Фима негромко всхлипывала, обхватив спинку стула, но когда она подняла глаза, они были почти сухими. Юргиту поразил ее взгляд — смиренный, почти заклинающий.

— Смысл такой: почти двадцать лет он мой муж. А я его жена, мать его детей. Может, вы и правы — любовь и все прочее… Состарилась, надоела… Мужчину к себе не привяжешь, не телок. Любовь так любовь. Что ж, любите друг друга, что ж. Мало ли таких семей? У мужчины другая женщина, но ему и на законную супругу не наплевать. Живет, как принято в обществе, выполняет свой супружеский и отцовский долг. Никакого шума, никаких разводов. Так вот я и думаю…

— Думаете? — Юргита соскользнула с подоконника. — Что вы думаете? Что удобнее всего делить мужа. На двоих? — Она широко распахнула двери: — Будьте здоровы. — И, гордо повернувшись, вернулась к окну.

— Ладно, ты еще пожалеешь, нашлась… фифа принципиальная!.. — прошипела Фима, шагнув к Юргите. Но в последний момент сдержалась и бросилась к дверям. — Еще пожалеешь… ой, пожалеешь! — неслось из коридора под стук каблуков.

Так вот она какая, жена Даниелюса. И столько лет он с такой женщиной…

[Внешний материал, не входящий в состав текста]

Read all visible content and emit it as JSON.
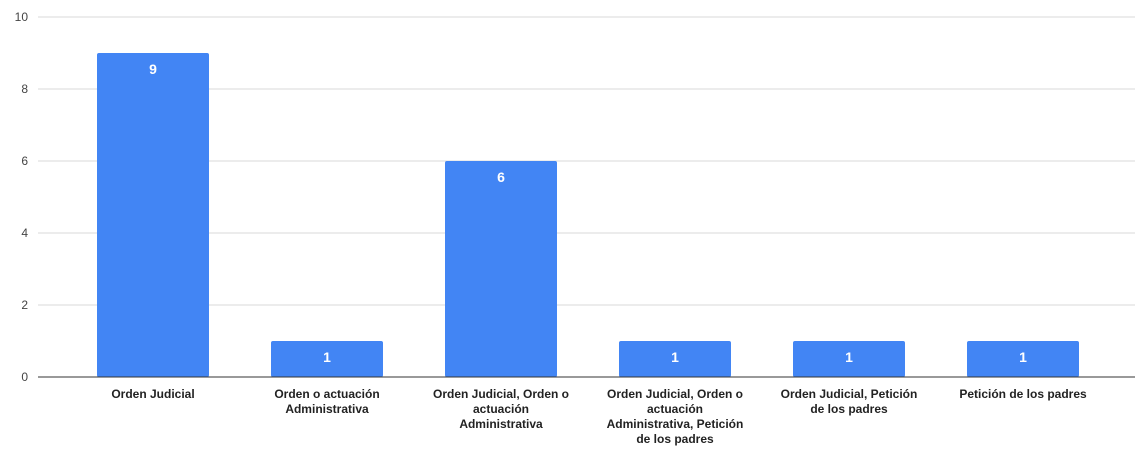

В самый разгар лета, Юргита взяла отпуск и вместе с подругой пустилась на байдарке по удивительным рекам Дзукии. Они то и дело останавливались, чтобы полюбоваться на редкостный пейзаж и поплескаться в воде, потому что дни выдались жаркие, солнце пекло нещадно. Подруга фотографировала, а Юргита писала этюды. Всю дорогу ее преследовало странное видение: где-то впереди буйствует водопад, течение подхватывает их байдарку, и пенистые волны швыряют ее вниз. Водопад приснился ей в первый же день их путешествия. Потом ей привиделся во сне обрыв, такой высокий, что росшие на нем сосны снизу казались тонкими спичками. Белая песчаная стежка петляет вверх. Юргита поднимается по ней легко, словно на крыльях, и ей несказанно хорошо. До чего же они удивились с подругой, когда на другой день и вправду увидели точно такой обрыв, как во сне, хотя путешествовали по этим местам впервые. Подруга отправилась с фотоаппаратом по берегу речушки в противоположную сторону, а Юргита вскарабкалась вверх по склону.

Там маячила рассеченная надвое родниковой речушкой деревня. Покинутая, опустевшая, вымершая дзукийская деревня.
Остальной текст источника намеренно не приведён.